J Integr Bioinform. 2011 Sep 16;8(3):177. doi: 10.2390/biecoll-jib-2011-177.
Nowadays, document classification has become an interesting research field. Partly, this is due to the increasing availability of biomedical information in digital form which is necessary to catalogue and organize. In this context, machine learning techniques are usually applied to text classification by using a general inductive process that automatically builds a text classifier from a set of pre-classified documents. Related with this domain, imbalanced data is a well-known problem in many practical applications of knowledge discovery and its effects on the performance of standard classifiers are remarkable. In this paper, we investigate the application of a Bayesian Network (BN) model for the triage of documents, which are represented by the association of different MeSH terms. Our results show that BNs are adequate for describing conditional independencies between MeSH terms and that MeSH ontology is a valuable resource for representing Medline documents at different abstraction levels. Moreover, we perform an extensive experimental evaluation to investigate if the classification of Medline documents using a BN classifier poses additional challenges when dealing with class-imbalanced prediction. The evaluation involves two methods, under-sampling and cost-sensitive learning. We conclude that BN classifier is sensitive to both balancing strategies and existing techniques can improve its overall performance.

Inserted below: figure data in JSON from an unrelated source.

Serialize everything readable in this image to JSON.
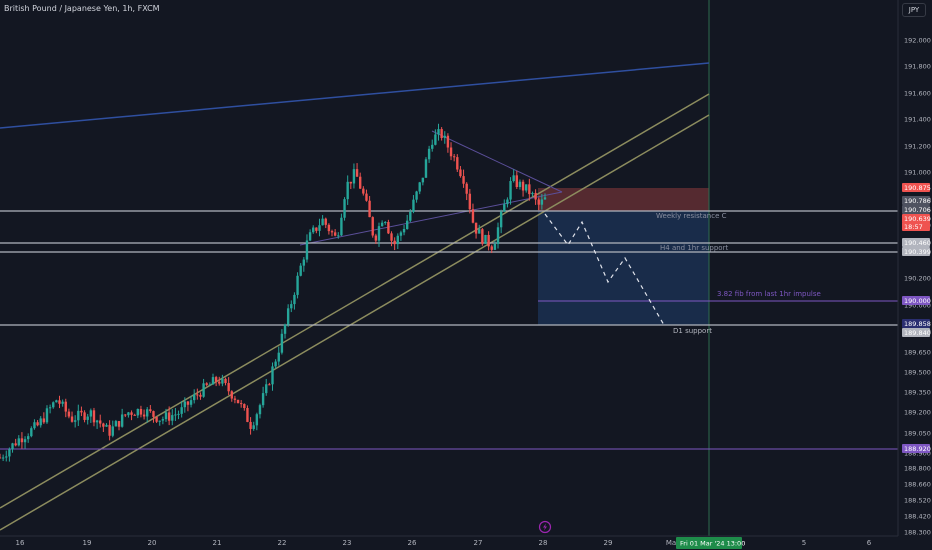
{
  "header": {
    "title": "British Pound / Japanese Yen, 1h, FXCM",
    "currency": "JPY"
  },
  "colors": {
    "background": "#131722",
    "up": "#26a69a",
    "down": "#ef5350",
    "text": "#b2b5be",
    "resistance_line": "#b2b5be",
    "channel_line": "#8c8c5e",
    "upper_trend_line": "#2f4fa0",
    "purple_line": "#7e57c2",
    "target_zone": "#1e3a66",
    "stop_zone": "#8c3a3c",
    "crosshair": "#2e6b4f",
    "date_badge": "#1e8c4a"
  },
  "chart_data": {
    "type": "candlestick",
    "symbol": "GBPJPY",
    "interval": "1h",
    "exchange": "FXCM",
    "x_axis_labels": [
      "16",
      "19",
      "20",
      "21",
      "22",
      "23",
      "26",
      "27",
      "28",
      "29",
      "Ma",
      "5",
      "6"
    ],
    "y_ticks": [
      192.0,
      191.8,
      191.6,
      191.4,
      191.2,
      191.0,
      190.8,
      190.6,
      190.4,
      190.2,
      190.0,
      189.8,
      189.65,
      189.5,
      189.35,
      189.2,
      189.05,
      188.9,
      188.8,
      188.66,
      188.52,
      188.42,
      188.3
    ],
    "y_tick_labels": [
      "192.000",
      "191.800",
      "191.600",
      "191.400",
      "191.200",
      "191.000",
      "190.800",
      "190.600",
      "190.400",
      "190.200",
      "190.000",
      "189.800",
      "189.650",
      "189.500",
      "189.350",
      "189.200",
      "189.050",
      "188.900",
      "188.800",
      "188.660",
      "188.520",
      "188.420",
      "188.300"
    ],
    "ylim": [
      188.3,
      192.1
    ],
    "price_path": [
      [
        16.0,
        188.86
      ],
      [
        16.4,
        189.0
      ],
      [
        16.8,
        189.1
      ],
      [
        17.2,
        189.3
      ],
      [
        17.5,
        189.15
      ],
      [
        17.9,
        189.2
      ],
      [
        18.3,
        189.05
      ],
      [
        18.7,
        189.2
      ],
      [
        19.0,
        189.22
      ],
      [
        19.4,
        189.15
      ],
      [
        19.8,
        189.2
      ],
      [
        20.2,
        189.35
      ],
      [
        20.6,
        189.45
      ],
      [
        21.0,
        189.3
      ],
      [
        21.3,
        189.1
      ],
      [
        21.6,
        189.35
      ],
      [
        21.9,
        189.7
      ],
      [
        22.2,
        190.1
      ],
      [
        22.5,
        190.5
      ],
      [
        22.8,
        190.65
      ],
      [
        23.1,
        190.5
      ],
      [
        23.3,
        190.9
      ],
      [
        23.5,
        191.0
      ],
      [
        23.7,
        190.8
      ],
      [
        23.9,
        190.5
      ],
      [
        24.1,
        190.7
      ],
      [
        24.3,
        190.45
      ],
      [
        24.6,
        190.65
      ],
      [
        24.9,
        190.95
      ],
      [
        25.1,
        191.25
      ],
      [
        25.3,
        191.3
      ],
      [
        25.6,
        191.1
      ],
      [
        25.8,
        190.95
      ],
      [
        26.0,
        190.6
      ],
      [
        26.2,
        190.5
      ],
      [
        26.4,
        190.45
      ],
      [
        26.6,
        190.7
      ],
      [
        26.8,
        190.95
      ],
      [
        27.0,
        190.9
      ],
      [
        27.2,
        190.85
      ],
      [
        27.35,
        190.75
      ],
      [
        27.5,
        190.8
      ]
    ],
    "support_resistance": [
      {
        "label": "Weekly resistance C",
        "price": 190.72
      },
      {
        "label": "H4 and 1hr support",
        "price": 190.46
      },
      {
        "label": "",
        "price": 190.4
      },
      {
        "label": "D1 support",
        "price": 189.858
      }
    ],
    "fib_line": {
      "label": "3.82 fib from last 1hr impulse",
      "price": 190.0
    },
    "lower_level": {
      "price": 188.92
    },
    "position": {
      "entry": 190.72,
      "stop": 190.875,
      "target": 189.858
    },
    "projected_path": [
      [
        27.4,
        190.72
      ],
      [
        27.6,
        190.55
      ],
      [
        27.8,
        190.7
      ],
      [
        28.2,
        190.2
      ],
      [
        28.5,
        190.35
      ],
      [
        29.2,
        189.858
      ]
    ],
    "price_labels": [
      {
        "text": "190.875",
        "color": "#ef5350",
        "price": 190.875
      },
      {
        "text": "190.786",
        "color": "#4e5260",
        "price": 190.786
      },
      {
        "text": "190.706",
        "color": "#4e5260",
        "price": 190.706
      },
      {
        "text": "190.639",
        "color": "#ef5350",
        "price": 190.639
      },
      {
        "text": "18:57",
        "color": "#ef5350",
        "price": 190.6
      },
      {
        "text": "190.460",
        "color": "#b2b5be",
        "price": 190.46
      },
      {
        "text": "190.399",
        "color": "#b2b5be",
        "price": 190.399
      },
      {
        "text": "190.000",
        "color": "#7e57c2",
        "price": 190.0
      },
      {
        "text": "189.858",
        "color": "#2a2e70",
        "price": 189.858
      },
      {
        "text": "189.840",
        "color": "#b2b5be",
        "price": 189.84
      },
      {
        "text": "188.920",
        "color": "#7e57c2",
        "price": 188.92
      }
    ],
    "crosshair_date": "Fri 01 Mar '24   13:00"
  }
}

如今,文档分类已成为一个有趣的研究领域。部分原因在于以数字形式存在的生物医学信息越来越多,而对这些信息进行编目和组织是必要的。在这种背景下,机器学习技术通常通过使用一种通用归纳过程应用于文本分类,该过程从一组预先分类的文档中自动构建一个文本分类器。与该领域相关的是,不平衡数据在知识发现的许多实际应用中是一个众所周知的问题,并且它对标准分类器性能的影响非常显著。在本文中,我们研究了贝叶斯网络(BN)模型在文档分类中的应用,这些文档由不同医学主题词(MeSH)术语的关联表示。我们的结果表明,贝叶斯网络足以描述医学主题词之间的条件独立性,并且医学主题词本体是在不同抽象层次上表示医学文献数据库(Medline)文档的宝贵资源。此外,我们进行了广泛的实验评估,以研究使用贝叶斯网络分类器对医学文献数据库文档进行分类在处理类别不平衡预测时是否会带来额外挑战。该评估涉及两种方法,欠采样和成本敏感学习。我们得出结论,贝叶斯网络分类器对两种平衡策略都很敏感,现有技术可以提高其整体性能。